On Fri, 23 Sep 2011 09:41:54 +0000, Thorsten Schöning wrote:
...
> I didn't write any commit triggers regarding tags until now, but am
> able to use them.
Except that they behave like branches instead of tags. If you check
out a tag and then commit into it, there will be exactly no warning.
Neither will there be if you accidentally 'create' an existing tag
by doing 'svn cp $someting $dest/tags/tagname' which will not even
move the tag but rather create a new directory within it.
This is all logically sound from the way svn is designed, but it
is not exactly what you expect from tags (like, being immutable
except when using -f).
(Hmm, I should really check whether our commit trigger prevents
removing and recreating an entire /tags directory.)
...
> The simple difference is, that a commit in SVN is enough. With git the
> dev has to commit and the push must be organized somehow, too.
Which is a very mixed blessing. On the one hand side new people
tend to forget the push.

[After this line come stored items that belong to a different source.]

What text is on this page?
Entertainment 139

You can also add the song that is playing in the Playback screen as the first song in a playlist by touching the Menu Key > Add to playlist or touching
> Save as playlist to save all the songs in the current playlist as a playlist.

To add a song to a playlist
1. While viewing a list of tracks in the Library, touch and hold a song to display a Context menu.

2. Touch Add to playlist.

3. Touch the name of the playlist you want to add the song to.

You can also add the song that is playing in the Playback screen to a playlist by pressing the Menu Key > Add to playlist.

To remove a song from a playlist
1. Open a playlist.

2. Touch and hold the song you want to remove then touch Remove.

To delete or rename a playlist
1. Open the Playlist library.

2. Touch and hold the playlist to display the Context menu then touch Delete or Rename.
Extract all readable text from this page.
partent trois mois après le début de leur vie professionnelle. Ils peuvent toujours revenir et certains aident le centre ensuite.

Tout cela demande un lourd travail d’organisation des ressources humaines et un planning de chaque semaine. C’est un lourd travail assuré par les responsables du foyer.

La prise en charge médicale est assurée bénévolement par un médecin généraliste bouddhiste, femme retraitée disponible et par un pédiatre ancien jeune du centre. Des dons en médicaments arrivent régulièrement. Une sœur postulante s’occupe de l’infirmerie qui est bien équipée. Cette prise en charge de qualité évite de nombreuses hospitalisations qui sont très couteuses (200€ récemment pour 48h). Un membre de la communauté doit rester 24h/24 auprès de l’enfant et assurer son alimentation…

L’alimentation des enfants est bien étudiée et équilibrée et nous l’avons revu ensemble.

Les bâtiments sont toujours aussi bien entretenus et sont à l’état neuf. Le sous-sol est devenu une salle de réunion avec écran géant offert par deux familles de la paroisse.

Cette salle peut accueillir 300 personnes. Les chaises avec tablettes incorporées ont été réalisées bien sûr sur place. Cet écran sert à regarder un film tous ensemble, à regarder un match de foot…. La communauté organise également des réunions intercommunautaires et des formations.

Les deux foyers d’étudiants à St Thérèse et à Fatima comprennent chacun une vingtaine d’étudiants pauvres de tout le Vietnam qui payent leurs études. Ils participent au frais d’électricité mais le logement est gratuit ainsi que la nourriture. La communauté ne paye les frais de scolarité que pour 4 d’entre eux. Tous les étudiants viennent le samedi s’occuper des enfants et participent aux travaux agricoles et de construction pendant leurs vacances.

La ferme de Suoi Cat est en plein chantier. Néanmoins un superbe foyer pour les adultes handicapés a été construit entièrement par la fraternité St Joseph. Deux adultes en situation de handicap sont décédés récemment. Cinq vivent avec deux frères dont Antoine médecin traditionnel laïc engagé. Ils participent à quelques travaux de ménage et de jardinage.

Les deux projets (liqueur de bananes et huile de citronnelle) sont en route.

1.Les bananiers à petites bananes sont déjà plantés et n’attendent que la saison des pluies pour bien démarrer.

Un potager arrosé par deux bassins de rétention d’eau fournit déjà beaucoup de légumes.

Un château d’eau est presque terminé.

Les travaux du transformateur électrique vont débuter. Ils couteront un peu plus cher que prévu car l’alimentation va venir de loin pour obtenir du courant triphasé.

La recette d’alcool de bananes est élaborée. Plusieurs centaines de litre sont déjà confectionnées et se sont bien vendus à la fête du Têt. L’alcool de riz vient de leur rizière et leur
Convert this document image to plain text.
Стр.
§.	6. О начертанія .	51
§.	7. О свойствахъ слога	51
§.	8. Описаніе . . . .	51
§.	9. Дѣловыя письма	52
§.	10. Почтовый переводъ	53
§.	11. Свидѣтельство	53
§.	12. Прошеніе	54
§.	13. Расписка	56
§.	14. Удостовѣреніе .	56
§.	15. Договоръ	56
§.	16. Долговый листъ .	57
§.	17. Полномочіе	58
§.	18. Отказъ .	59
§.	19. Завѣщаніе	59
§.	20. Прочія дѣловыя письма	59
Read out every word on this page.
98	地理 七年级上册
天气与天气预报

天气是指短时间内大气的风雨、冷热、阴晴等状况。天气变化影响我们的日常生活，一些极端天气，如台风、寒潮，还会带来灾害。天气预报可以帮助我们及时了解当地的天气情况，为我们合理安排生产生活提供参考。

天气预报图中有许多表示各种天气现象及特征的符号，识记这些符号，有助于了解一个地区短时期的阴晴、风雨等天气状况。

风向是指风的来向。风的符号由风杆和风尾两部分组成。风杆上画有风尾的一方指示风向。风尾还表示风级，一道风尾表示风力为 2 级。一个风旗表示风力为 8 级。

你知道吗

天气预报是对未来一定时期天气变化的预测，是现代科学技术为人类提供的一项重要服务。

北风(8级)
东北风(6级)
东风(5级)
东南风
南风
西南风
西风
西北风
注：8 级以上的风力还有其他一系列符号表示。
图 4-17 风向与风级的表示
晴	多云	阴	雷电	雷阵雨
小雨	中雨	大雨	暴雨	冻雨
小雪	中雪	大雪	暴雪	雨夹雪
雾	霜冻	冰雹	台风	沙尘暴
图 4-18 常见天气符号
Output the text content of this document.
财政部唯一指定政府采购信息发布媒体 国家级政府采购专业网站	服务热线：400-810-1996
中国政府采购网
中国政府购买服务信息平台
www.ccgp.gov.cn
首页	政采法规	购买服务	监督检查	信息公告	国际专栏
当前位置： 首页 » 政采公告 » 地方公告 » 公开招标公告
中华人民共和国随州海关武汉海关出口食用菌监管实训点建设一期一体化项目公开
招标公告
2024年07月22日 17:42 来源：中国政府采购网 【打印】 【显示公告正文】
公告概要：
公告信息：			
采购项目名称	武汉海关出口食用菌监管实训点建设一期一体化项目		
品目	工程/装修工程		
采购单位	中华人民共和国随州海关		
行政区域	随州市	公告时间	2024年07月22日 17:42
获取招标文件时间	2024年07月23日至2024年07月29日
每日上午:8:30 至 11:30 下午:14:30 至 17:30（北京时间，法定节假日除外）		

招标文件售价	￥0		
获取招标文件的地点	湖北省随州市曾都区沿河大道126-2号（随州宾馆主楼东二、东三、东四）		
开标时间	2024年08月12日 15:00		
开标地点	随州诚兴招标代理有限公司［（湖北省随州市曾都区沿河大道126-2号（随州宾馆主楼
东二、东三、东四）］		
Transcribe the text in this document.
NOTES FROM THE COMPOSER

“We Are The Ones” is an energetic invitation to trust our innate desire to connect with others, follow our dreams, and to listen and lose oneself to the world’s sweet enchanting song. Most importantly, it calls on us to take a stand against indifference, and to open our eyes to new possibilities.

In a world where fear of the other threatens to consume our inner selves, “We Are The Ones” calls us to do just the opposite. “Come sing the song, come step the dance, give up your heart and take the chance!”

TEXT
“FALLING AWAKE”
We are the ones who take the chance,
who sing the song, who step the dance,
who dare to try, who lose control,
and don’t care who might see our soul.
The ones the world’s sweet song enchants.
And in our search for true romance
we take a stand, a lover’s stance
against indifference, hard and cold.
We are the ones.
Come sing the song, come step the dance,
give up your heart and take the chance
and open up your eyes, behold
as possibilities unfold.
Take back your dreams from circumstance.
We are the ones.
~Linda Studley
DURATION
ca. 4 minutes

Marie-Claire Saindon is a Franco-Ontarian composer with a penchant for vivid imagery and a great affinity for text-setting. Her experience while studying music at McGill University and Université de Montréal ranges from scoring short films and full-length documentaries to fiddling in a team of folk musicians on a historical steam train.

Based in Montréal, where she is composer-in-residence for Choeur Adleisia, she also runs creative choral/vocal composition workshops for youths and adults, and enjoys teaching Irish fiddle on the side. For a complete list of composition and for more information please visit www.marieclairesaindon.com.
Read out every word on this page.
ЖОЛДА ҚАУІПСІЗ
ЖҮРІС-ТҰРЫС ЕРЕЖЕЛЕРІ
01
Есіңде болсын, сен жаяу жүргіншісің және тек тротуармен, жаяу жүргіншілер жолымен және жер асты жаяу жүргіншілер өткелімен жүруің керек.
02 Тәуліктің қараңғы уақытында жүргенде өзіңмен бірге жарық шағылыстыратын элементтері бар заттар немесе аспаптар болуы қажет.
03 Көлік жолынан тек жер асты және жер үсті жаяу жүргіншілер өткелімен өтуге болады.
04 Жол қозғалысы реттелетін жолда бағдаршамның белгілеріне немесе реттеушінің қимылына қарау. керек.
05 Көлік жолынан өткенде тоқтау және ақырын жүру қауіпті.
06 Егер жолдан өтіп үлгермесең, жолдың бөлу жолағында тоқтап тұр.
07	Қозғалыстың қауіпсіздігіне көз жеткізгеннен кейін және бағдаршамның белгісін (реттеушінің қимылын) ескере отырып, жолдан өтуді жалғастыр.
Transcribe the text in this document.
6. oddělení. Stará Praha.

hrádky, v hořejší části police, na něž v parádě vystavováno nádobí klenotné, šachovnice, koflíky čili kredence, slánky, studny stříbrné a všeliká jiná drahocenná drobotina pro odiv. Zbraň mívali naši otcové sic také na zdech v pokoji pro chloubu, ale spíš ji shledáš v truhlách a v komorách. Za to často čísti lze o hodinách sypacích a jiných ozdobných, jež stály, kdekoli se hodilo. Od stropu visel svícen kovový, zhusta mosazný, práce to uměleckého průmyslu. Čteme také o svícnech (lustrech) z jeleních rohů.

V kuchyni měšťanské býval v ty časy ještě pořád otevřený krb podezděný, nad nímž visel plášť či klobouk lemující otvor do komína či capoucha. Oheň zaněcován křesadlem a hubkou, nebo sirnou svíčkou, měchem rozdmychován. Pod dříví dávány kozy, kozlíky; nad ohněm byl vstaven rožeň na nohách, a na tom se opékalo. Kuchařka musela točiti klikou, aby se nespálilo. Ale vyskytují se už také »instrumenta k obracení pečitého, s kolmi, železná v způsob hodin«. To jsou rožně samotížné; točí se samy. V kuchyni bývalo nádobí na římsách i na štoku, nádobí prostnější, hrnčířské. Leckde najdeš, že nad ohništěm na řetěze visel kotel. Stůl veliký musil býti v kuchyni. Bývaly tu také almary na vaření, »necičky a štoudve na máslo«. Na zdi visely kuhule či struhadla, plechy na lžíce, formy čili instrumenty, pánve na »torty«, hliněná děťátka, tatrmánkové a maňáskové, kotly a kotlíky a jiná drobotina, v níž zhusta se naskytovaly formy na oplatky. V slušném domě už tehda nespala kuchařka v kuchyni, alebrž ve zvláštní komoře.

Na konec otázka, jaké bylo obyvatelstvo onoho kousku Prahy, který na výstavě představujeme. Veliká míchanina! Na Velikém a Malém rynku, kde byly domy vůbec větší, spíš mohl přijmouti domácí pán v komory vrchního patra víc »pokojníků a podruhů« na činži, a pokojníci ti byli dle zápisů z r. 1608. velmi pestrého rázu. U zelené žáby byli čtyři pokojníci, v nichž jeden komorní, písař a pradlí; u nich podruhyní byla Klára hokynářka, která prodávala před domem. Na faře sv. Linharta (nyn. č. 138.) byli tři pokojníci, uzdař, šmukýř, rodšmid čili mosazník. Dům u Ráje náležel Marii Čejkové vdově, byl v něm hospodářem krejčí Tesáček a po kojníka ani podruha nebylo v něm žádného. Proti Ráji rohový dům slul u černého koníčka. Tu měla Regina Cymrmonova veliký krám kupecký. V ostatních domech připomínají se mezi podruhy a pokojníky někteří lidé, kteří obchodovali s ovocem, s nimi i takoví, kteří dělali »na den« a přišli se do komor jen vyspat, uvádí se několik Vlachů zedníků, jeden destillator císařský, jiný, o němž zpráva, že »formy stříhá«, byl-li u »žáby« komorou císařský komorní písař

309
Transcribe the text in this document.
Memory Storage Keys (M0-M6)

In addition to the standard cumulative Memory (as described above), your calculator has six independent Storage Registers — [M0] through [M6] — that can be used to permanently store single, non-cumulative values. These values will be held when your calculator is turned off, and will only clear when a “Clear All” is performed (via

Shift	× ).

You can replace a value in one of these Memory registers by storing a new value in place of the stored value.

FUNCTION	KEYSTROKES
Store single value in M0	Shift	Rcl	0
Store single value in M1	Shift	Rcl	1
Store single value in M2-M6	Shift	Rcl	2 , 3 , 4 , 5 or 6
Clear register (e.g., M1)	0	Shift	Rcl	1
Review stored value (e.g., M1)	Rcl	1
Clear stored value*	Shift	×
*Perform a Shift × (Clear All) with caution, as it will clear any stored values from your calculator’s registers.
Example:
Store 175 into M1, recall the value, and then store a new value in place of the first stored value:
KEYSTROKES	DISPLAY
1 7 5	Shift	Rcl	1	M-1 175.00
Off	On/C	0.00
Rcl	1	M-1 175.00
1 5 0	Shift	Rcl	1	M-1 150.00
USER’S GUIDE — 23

On the other hand side it has the big
advantage that you can affort to be wrong in a commit (like,
mistyping the commit message or forgetting to add a file, or
being wrong about how you only commit the property change in
the root but nothing else), and fix that before the push.
And, usually as long as you don't push it you can repair any
commit, not just the last.
Summary: As long as you work on one branch (trunk) and don't care too much
for the quality of the individual commits (as opposed to the resulting
tree), svn CLI is fine and dandy. Working with branches, however, is
cumbersome in a completely unnecessary way. Unfortunately I often find
myself in the latter part due to the kind of work I do.